A FLORENTINE EBONY, WALNUT, FRUITWOOD AND MARQUETRY WRITING-TABLE
A FLORENTINE EBONY, WALNUT, FRUITWOOD AND MARQUETRY WRITING-TABLE

LATE 18TH CENTURY, IN THE MANNER OF MARCO CALESTRINI

Details
A FLORENTINE EBONY, WALNUT, FRUITWOOD AND MARQUETRY WRITING-TABLE
Late 18th Century, in the manner of Marco Calestrini
The quarter-veneered rectangular top inlaid with a central oval medallion of a huntsman and two dogs pursuing a stag within a stiff-leaf and chequer-banded border surmounted by a ram's headed urn issuing foliate arabesques and above a scallop-shell, the entwined Greek-key border inlaid with trailing foliage within an outer border with oval medallions of Diana, Venus and Cupid flanked by eagle-supported foliate trails and with portrait silhouettes to the angles, the frieze similarly inlaid with swan-supported and ribbon-tied foliate-trails of roses and other flowers and enclosing a paper-lined drawer, the angles with ribbon-tied silhouettes of nymphs on a green-stained ground, on octagonal tapering legs inlaid with husk and loop-trails and surmounted by foliate capitals above simulated flutes and later bras caps and castors, stamped 'COPE'S PATENT', restorations, the legs numbered 29, 30, 31, 32 and with label 'purchased at Florence 1846 by...'
29 in. (75 cm.) high; 38 in. (97 cm.) wide; 28 in. (73 cm.) deep
Provenance
Purchased in Florence in 1846.
Anonymous sale in these Rooms, 15 December 1994, lot 570.

Lot Essay

This table belongs to a group of similar tables made in the last decade of the 18th Century in Florence.
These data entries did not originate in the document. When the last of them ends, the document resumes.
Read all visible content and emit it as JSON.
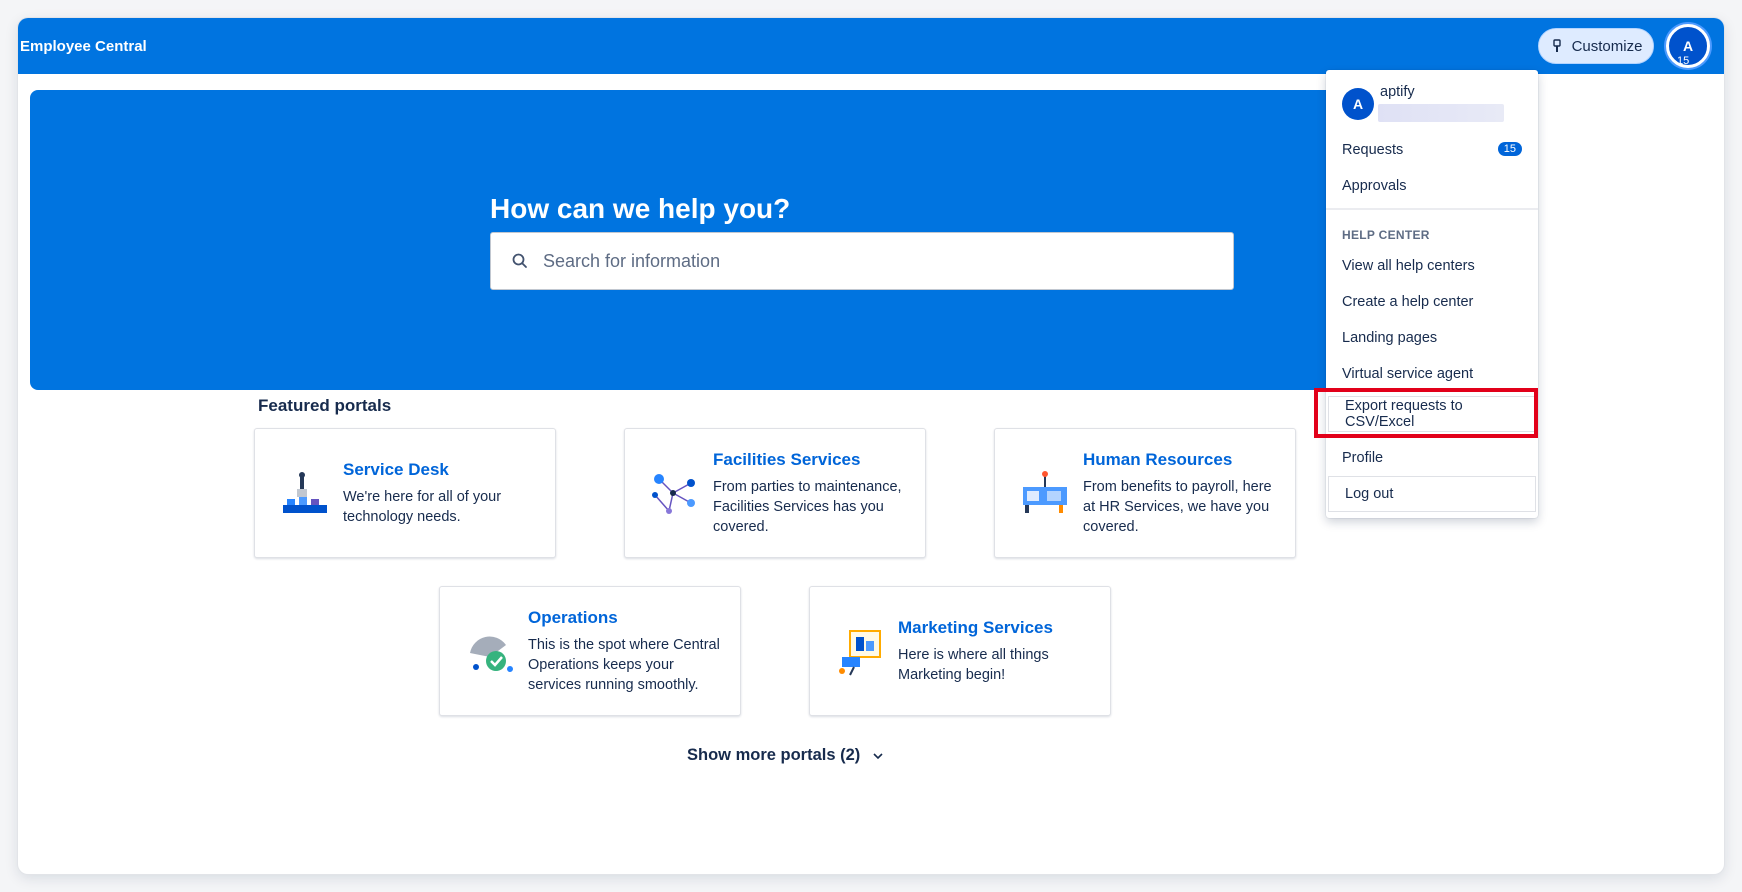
{
  "topbar": {
    "brand": "Employee Central",
    "customize_label": "Customize",
    "avatar_letter": "A",
    "avatar_count": "15"
  },
  "hero": {
    "title": "How can we help you?",
    "search_placeholder": "Search for information"
  },
  "featured": {
    "title": "Featured portals",
    "portals": [
      {
        "title": "Service Desk",
        "desc": "We're here for all of your technology needs."
      },
      {
        "title": "Facilities Services",
        "desc": "From parties to maintenance, Facilities Services has you covered."
      },
      {
        "title": "Human Resources",
        "desc": "From benefits to payroll, here at HR Services, we have you covered."
      },
      {
        "title": "Operations",
        "desc": "This is the spot where Central Operations keeps your services running smoothly."
      },
      {
        "title": "Marketing Services",
        "desc": "Here is where all things Marketing begin!"
      }
    ],
    "show_more_label": "Show more portals (2)"
  },
  "menu": {
    "avatar_letter": "A",
    "username": "aptify",
    "requests_label": "Requests",
    "requests_count": "15",
    "approvals_label": "Approvals",
    "help_center_heading": "HELP CENTER",
    "view_all_label": "View all help centers",
    "create_label": "Create a help center",
    "landing_label": "Landing pages",
    "virtual_agent_label": "Virtual service agent",
    "export_label": "Export requests to CSV/Excel",
    "profile_label": "Profile",
    "logout_label": "Log out"
  },
  "colors": {
    "brand_blue": "#0074e0",
    "link_blue": "#0065d9",
    "highlight_red": "#e2001a"
  }
}
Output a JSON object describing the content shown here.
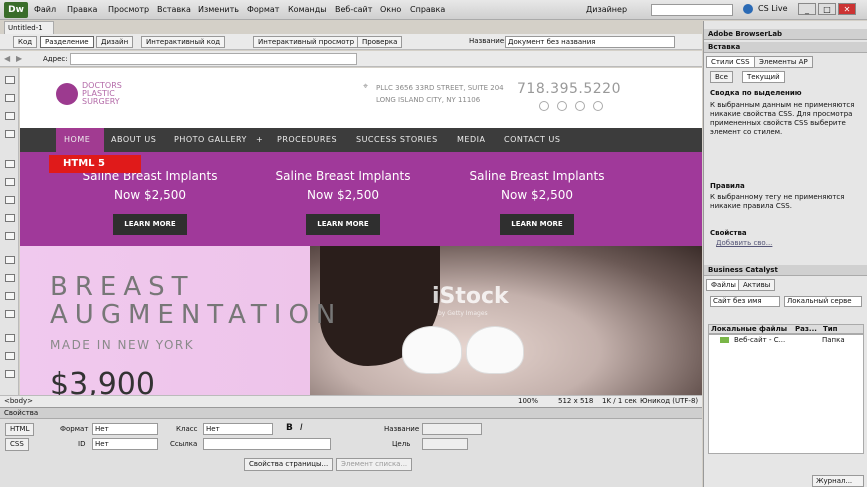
{
  "app": {
    "logo": "Dw",
    "menus": [
      "Файл",
      "Правка",
      "Просмотр",
      "Вставка",
      "Изменить",
      "Формат",
      "Команды",
      "Веб-сайт",
      "Окно",
      "Справка"
    ],
    "workspace": "Дизайнер",
    "cslive": "CS Live",
    "window_buttons": [
      "_",
      "□",
      "✕"
    ]
  },
  "document": {
    "tab": "Untitled-1",
    "views": [
      "Код",
      "Разделение",
      "Дизайн",
      "Интерактивный код",
      "Интерактивный просмотр",
      "Проверка"
    ],
    "title_label": "Название:",
    "title_value": "Документ без названия",
    "address_label": "Адрес:"
  },
  "site": {
    "logo_lines": [
      "DOCTORS",
      "PLASTIC",
      "SURGERY"
    ],
    "address_line1": "PLLC 3656 33RD STREET, SUITE 204",
    "address_line2": "LONG ISLAND CITY, NY 11106",
    "phone": "718.395.5220",
    "nav": [
      "HOME",
      "ABOUT US",
      "PHOTO GALLERY",
      "+",
      "PROCEDURES",
      "SUCCESS STORIES",
      "MEDIA",
      "CONTACT US"
    ],
    "badge": "HTML 5",
    "promos": [
      {
        "title": "Saline Breast Implants",
        "price": "Now $2,500",
        "button": "LEARN MORE"
      },
      {
        "title": "Saline Breast Implants",
        "price": "Now $2,500",
        "button": "LEARN MORE"
      },
      {
        "title": "Saline Breast Implants",
        "price": "Now $2,500",
        "button": "LEARN MORE"
      }
    ],
    "hero_line1": "BREAST",
    "hero_line2": "AUGMENTATION",
    "hero_sub": "MADE IN NEW YORK",
    "hero_price": "$3,900",
    "watermark": "iStock",
    "watermark_sub": "by Getty Images"
  },
  "status": {
    "tag": "<body>",
    "zoom": "100%",
    "size": "512 x 518",
    "info": "1K / 1 сек",
    "encoding": "Юникод (UTF-8)"
  },
  "properties": {
    "title": "Свойства",
    "html_btn": "HTML",
    "css_btn": "CSS",
    "format_label": "Формат",
    "format_value": "Нет",
    "id_label": "ID",
    "id_value": "Нет",
    "class_label": "Класс",
    "class_value": "Нет",
    "link_label": "Ссылка",
    "name_label": "Название",
    "target_label": "Цель",
    "page_props": "Свойства страницы...",
    "list_item": "Элемент списка..."
  },
  "right": {
    "browserlab": "Adobe BrowserLab",
    "insert": "Вставка",
    "css_tab": "Стили CSS",
    "ap_tab": "Элементы AP",
    "all": "Все",
    "current": "Текущий",
    "summary_title": "Сводка по выделению",
    "summary_text": "К выбранным данным не применяются никакие свойства CSS. Для просмотра примененных свойств CSS выберите элемент со стилем.",
    "rules_title": "Правила",
    "rules_text": "К выбранному тегу не применяются никакие правила CSS.",
    "props_title": "Свойства",
    "add_prop": "Добавить сво...",
    "bc": "Business Catalyst",
    "files_tab": "Файлы",
    "assets_tab": "Активы",
    "site_select": "Сайт без имя",
    "local_select": "Локальный серве",
    "col_local": "Локальные файлы",
    "col_size": "Раз...",
    "col_type": "Тип",
    "row_name": "Веб-сайт - С...",
    "row_type": "Папка",
    "journal": "Журнал..."
  }
}
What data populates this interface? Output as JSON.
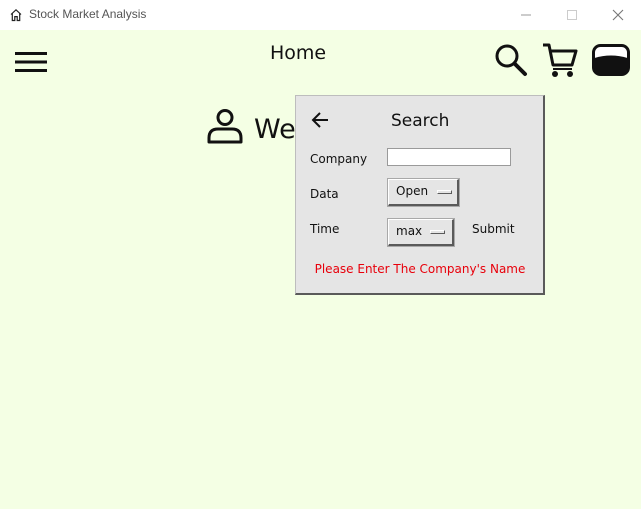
{
  "window": {
    "title": "Stock Market Analysis",
    "icon": "home-outline-icon",
    "controls": [
      "minimize-icon",
      "maximize-icon",
      "close-icon"
    ]
  },
  "header": {
    "title": "Home",
    "icons": [
      "hamburger-menu-icon",
      "search-icon",
      "shopping-cart-icon",
      "wallet-icon"
    ]
  },
  "welcome": {
    "icon": "user-icon",
    "text": "We"
  },
  "search_panel": {
    "back_icon": "arrow-left-icon",
    "title": "Search",
    "company_label": "Company",
    "company_value": "",
    "data_label": "Data",
    "data_selected": "Open",
    "time_label": "Time",
    "time_selected": "max",
    "submit_label": "Submit",
    "error_message": "Please Enter The Company's Name"
  },
  "colors": {
    "background": "#f4ffe4",
    "panel": "#e5e5e5",
    "error": "#e8000b"
  }
}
The surrounding marquetry of the oval central panel with the scallop-shell to the top and base as well as the decoration of the edge of the top are nearly identical to that on a table illustrated in G. Morazzoni, Il Mobile Neoclassico Italiano, Milan, 1955, plate XCII, which is loosely attributed to Ignazio Revelli (d. 1836) of Piedmont. The overall appearance and the facetted legs as well as the medallion heads to each corner of the top are, however, even more closely related to a table in the Palazzo Pitti (E. Colle, I Mobili di Palazzo Pitti, Florence, 1992, pp. 94-95, cat. 26). That table was acquired by the grandduke Ferdinand III on 27 May 1791 from the cabinet-maker Marco Calestrini (d. circa 1811), who also supplied a further four commodes to the palace in 1793.